Figure 4: Global temperature anomalies for January, 1969 for a 5X5 degree grid. These data are in °C (not °F), as in Figure 3. From: Brohan et al. 2006, JOURNAL OF GEOPHYSICAL RESEARCH, VOL. 111, D12106, doi:10.1029/2005JD006548, 2006. Report Available as PDF.

Although there is a sparse record from weather stations in the ocean (not many islands) there is a long dataset from ships records that allow gridded data to be developed for the oceans (Figure 5).

Figure 5: Ocean and land gridded data for January, 1969. Sources same as above.

Once we have data for the global grid like that in Figure 5, the next step is easy, we just average them all for each year (or month) to get the global mean temperature anomaly. There are still biases. There are more holes in the grid in the high latitudes and there is a lingering bias due to the large differences in numbers of stations in each grid cell, but these can be assessed (see the paper linked above in Figure 4 for the details) by producing error plots like those below (Figure 6).

Figure 6: Time series of global mean annual temperature anomalies (black) showing the estimated error (colors); see original article cited in Figure 3 for details. Notice how the error increases back through time and tightens more recently. There are more stations that do a better job of measuring temperature in more recent years.

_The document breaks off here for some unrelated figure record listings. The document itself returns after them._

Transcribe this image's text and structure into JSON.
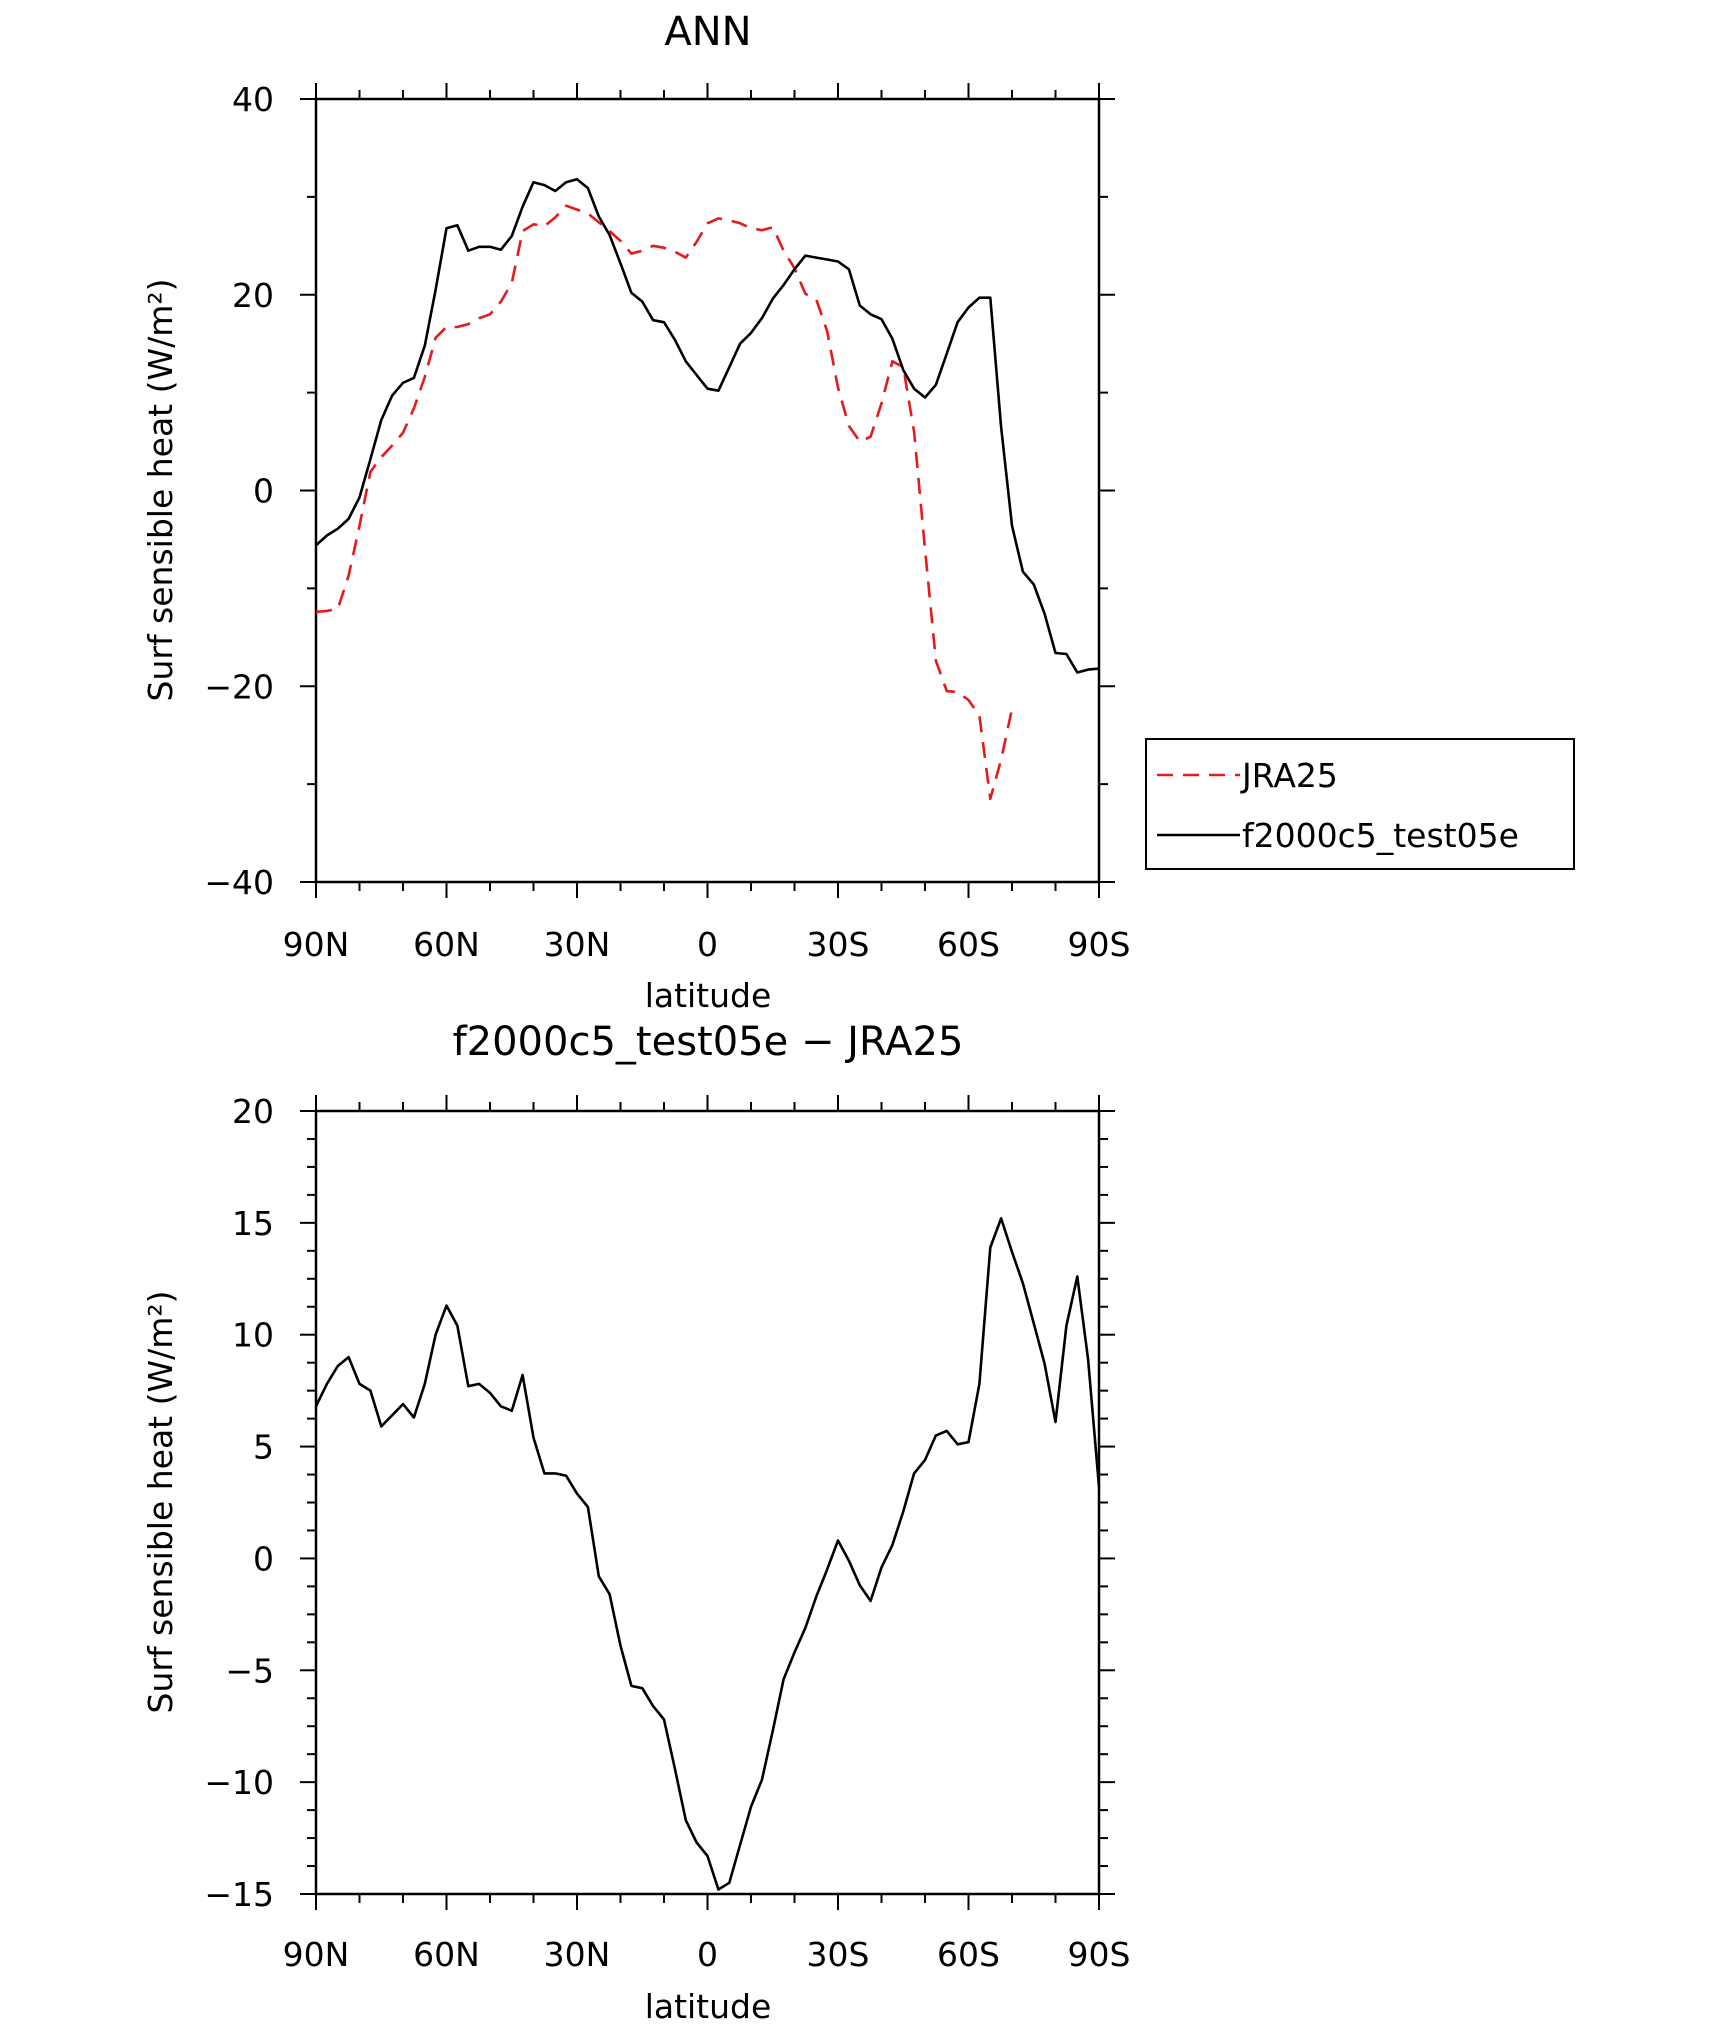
{
  "chart_data": [
    {
      "type": "line",
      "title": "ANN",
      "xlabel": "latitude",
      "ylabel": "Surf sensible heat (W/m²)",
      "xlim": [
        90,
        -90
      ],
      "ylim": [
        -40,
        40
      ],
      "x_ticks": [
        {
          "value": 90,
          "label": "90N"
        },
        {
          "value": 60,
          "label": "60N"
        },
        {
          "value": 30,
          "label": "30N"
        },
        {
          "value": 0,
          "label": "0"
        },
        {
          "value": -30,
          "label": "30S"
        },
        {
          "value": -60,
          "label": "60S"
        },
        {
          "value": -90,
          "label": "90S"
        }
      ],
      "y_ticks": [
        {
          "value": 40,
          "label": "40"
        },
        {
          "value": 20,
          "label": "20"
        },
        {
          "value": 0,
          "label": "0"
        },
        {
          "value": -20,
          "label": "−20"
        },
        {
          "value": -40,
          "label": "−40"
        }
      ],
      "legend": {
        "position": "right"
      },
      "series": [
        {
          "name": "JRA25",
          "color": "#e41a1c",
          "dash": "dashed",
          "x": [
            90,
            87.5,
            85,
            82.5,
            80,
            77.5,
            75,
            72.5,
            70,
            67.5,
            65,
            62.5,
            60,
            57.5,
            55,
            52.5,
            50,
            47.5,
            45,
            42.5,
            40,
            37.5,
            35,
            32.5,
            30,
            27.5,
            25,
            22.5,
            20,
            17.5,
            15,
            12.5,
            10,
            7.5,
            5,
            2.5,
            0,
            -2.5,
            -5,
            -7.5,
            -10,
            -12.5,
            -15,
            -17.5,
            -20,
            -22.5,
            -25,
            -27.5,
            -30,
            -32.5,
            -35,
            -37.5,
            -40,
            -42.5,
            -45,
            -47.5,
            -50,
            -52.5,
            -55,
            -57.5,
            -60,
            -62.5,
            -65,
            -67.5,
            -70,
            -72.5,
            -75,
            -77.5,
            -80,
            -82.5,
            -85,
            -87.5,
            -90
          ],
          "values": [
            -12.4,
            -12.3,
            -12.1,
            -8.7,
            -3.6,
            1.9,
            3.4,
            4.6,
            5.9,
            8.4,
            11.6,
            15.6,
            16.7,
            16.7,
            17.0,
            17.6,
            18.0,
            19.3,
            21.2,
            26.5,
            27.2,
            27.0,
            27.9,
            29.1,
            28.7,
            28.3,
            27.4,
            26.5,
            25.5,
            24.2,
            24.5,
            25.0,
            24.8,
            24.4,
            23.8,
            25.4,
            27.3,
            27.8,
            27.6,
            27.3,
            26.8,
            26.6,
            26.9,
            24.5,
            22.7,
            20.1,
            19.5,
            16.3,
            10.5,
            6.6,
            5.0,
            5.5,
            8.9,
            13.2,
            12.6,
            6.0,
            -6.0,
            -17.4,
            -20.5,
            -20.6,
            -21.4,
            -23.0,
            -31.5,
            -27.5,
            -22.3,
            null,
            null,
            null,
            null,
            null,
            null,
            null,
            null
          ]
        },
        {
          "name": "f2000c5_test05e",
          "color": "#000000",
          "dash": "solid",
          "x": [
            90,
            87.5,
            85,
            82.5,
            80,
            77.5,
            75,
            72.5,
            70,
            67.5,
            65,
            62.5,
            60,
            57.5,
            55,
            52.5,
            50,
            47.5,
            45,
            42.5,
            40,
            37.5,
            35,
            32.5,
            30,
            27.5,
            25,
            22.5,
            20,
            17.5,
            15,
            12.5,
            10,
            7.5,
            5,
            2.5,
            0,
            -2.5,
            -5,
            -7.5,
            -10,
            -12.5,
            -15,
            -17.5,
            -20,
            -22.5,
            -25,
            -27.5,
            -30,
            -32.5,
            -35,
            -37.5,
            -40,
            -42.5,
            -45,
            -47.5,
            -50,
            -52.5,
            -55,
            -57.5,
            -60,
            -62.5,
            -65,
            -67.5,
            -70,
            -72.5,
            -75,
            -77.5,
            -80,
            -82.5,
            -85,
            -87.5,
            -90
          ],
          "values": [
            -5.6,
            -4.6,
            -3.9,
            -2.9,
            -0.7,
            3.2,
            7.2,
            9.7,
            11.0,
            11.5,
            14.8,
            20.5,
            26.8,
            27.1,
            24.5,
            24.9,
            24.9,
            24.6,
            26.0,
            29.0,
            31.5,
            31.2,
            30.6,
            31.5,
            31.8,
            30.9,
            28.0,
            26.1,
            23.2,
            20.2,
            19.3,
            17.4,
            17.2,
            15.4,
            13.2,
            11.8,
            10.4,
            10.2,
            12.6,
            15.0,
            16.1,
            17.6,
            19.6,
            21.0,
            22.6,
            24.0,
            23.8,
            23.6,
            23.4,
            22.6,
            18.9,
            18.0,
            17.5,
            15.5,
            12.3,
            10.4,
            9.5,
            10.8,
            14.0,
            17.2,
            18.7,
            19.7,
            19.7,
            6.5,
            -3.6,
            -8.3,
            -9.6,
            -12.6,
            -16.6,
            -16.7,
            -18.6,
            -18.3,
            -18.2
          ]
        }
      ]
    },
    {
      "type": "line",
      "title": "f2000c5_test05e − JRA25",
      "xlabel": "latitude",
      "ylabel": "Surf sensible heat (W/m²)",
      "xlim": [
        90,
        -90
      ],
      "ylim": [
        -15,
        20
      ],
      "x_ticks": [
        {
          "value": 90,
          "label": "90N"
        },
        {
          "value": 60,
          "label": "60N"
        },
        {
          "value": 30,
          "label": "30N"
        },
        {
          "value": 0,
          "label": "0"
        },
        {
          "value": -30,
          "label": "30S"
        },
        {
          "value": -60,
          "label": "60S"
        },
        {
          "value": -90,
          "label": "90S"
        }
      ],
      "y_ticks": [
        {
          "value": 20,
          "label": "20"
        },
        {
          "value": 15,
          "label": "15"
        },
        {
          "value": 10,
          "label": "10"
        },
        {
          "value": 5,
          "label": "5"
        },
        {
          "value": 0,
          "label": "0"
        },
        {
          "value": -5,
          "label": "−5"
        },
        {
          "value": -10,
          "label": "−10"
        },
        {
          "value": -15,
          "label": "−15"
        }
      ],
      "series": [
        {
          "name": "f2000c5_test05e − JRA25",
          "color": "#000000",
          "dash": "solid",
          "x": [
            90,
            87.5,
            85,
            82.5,
            80,
            77.5,
            75,
            72.5,
            70,
            67.5,
            65,
            62.5,
            60,
            57.5,
            55,
            52.5,
            50,
            47.5,
            45,
            42.5,
            40,
            37.5,
            35,
            32.5,
            30,
            27.5,
            25,
            22.5,
            20,
            17.5,
            15,
            12.5,
            10,
            7.5,
            5,
            2.5,
            0,
            -2.5,
            -5,
            -7.5,
            -10,
            -12.5,
            -15,
            -17.5,
            -20,
            -22.5,
            -25,
            -27.5,
            -30,
            -32.5,
            -35,
            -37.5,
            -40,
            -42.5,
            -45,
            -47.5,
            -50,
            -52.5,
            -55,
            -57.5,
            -60,
            -62.5,
            -65,
            -67.5,
            -70,
            -72.5,
            -75,
            -77.5,
            -80,
            -82.5,
            -85,
            -87.5,
            -90
          ],
          "values": [
            6.8,
            7.8,
            8.6,
            9.0,
            7.8,
            7.5,
            5.9,
            6.4,
            6.9,
            6.3,
            7.8,
            10.0,
            11.3,
            10.4,
            7.7,
            7.8,
            7.4,
            6.8,
            6.6,
            8.2,
            5.4,
            3.8,
            3.8,
            3.7,
            2.9,
            2.3,
            -0.8,
            -1.6,
            -3.9,
            -5.7,
            -5.8,
            -6.6,
            -7.2,
            -9.4,
            -11.7,
            -12.7,
            -13.3,
            -14.8,
            -14.5,
            -12.8,
            -11.1,
            -9.9,
            -7.7,
            -5.4,
            -4.2,
            -3.1,
            -1.7,
            -0.5,
            0.8,
            -0.1,
            -1.2,
            -1.9,
            -0.4,
            0.6,
            2.1,
            3.8,
            4.4,
            5.5,
            5.7,
            5.1,
            5.2,
            7.8,
            13.9,
            15.2,
            13.7,
            12.3,
            10.5,
            8.7,
            6.1,
            10.4,
            12.6,
            8.9,
            3.2
          ]
        }
      ]
    }
  ]
}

Determining global average temperatures relies on a series of careful analyses. Although it seems complex, it is really just a bookkeeping problem. One has to keep track of many numbers and the uncertainty behind those numbers. The plot above used over 4200 stations and millions of individual data points. But when it is done carefully, these calculations are a good measure of global temperature (the best we can do), based on measured temperature at individual stations. It is the basis for understanding the short-term (last 150 years or so) temperature changes on the Earth.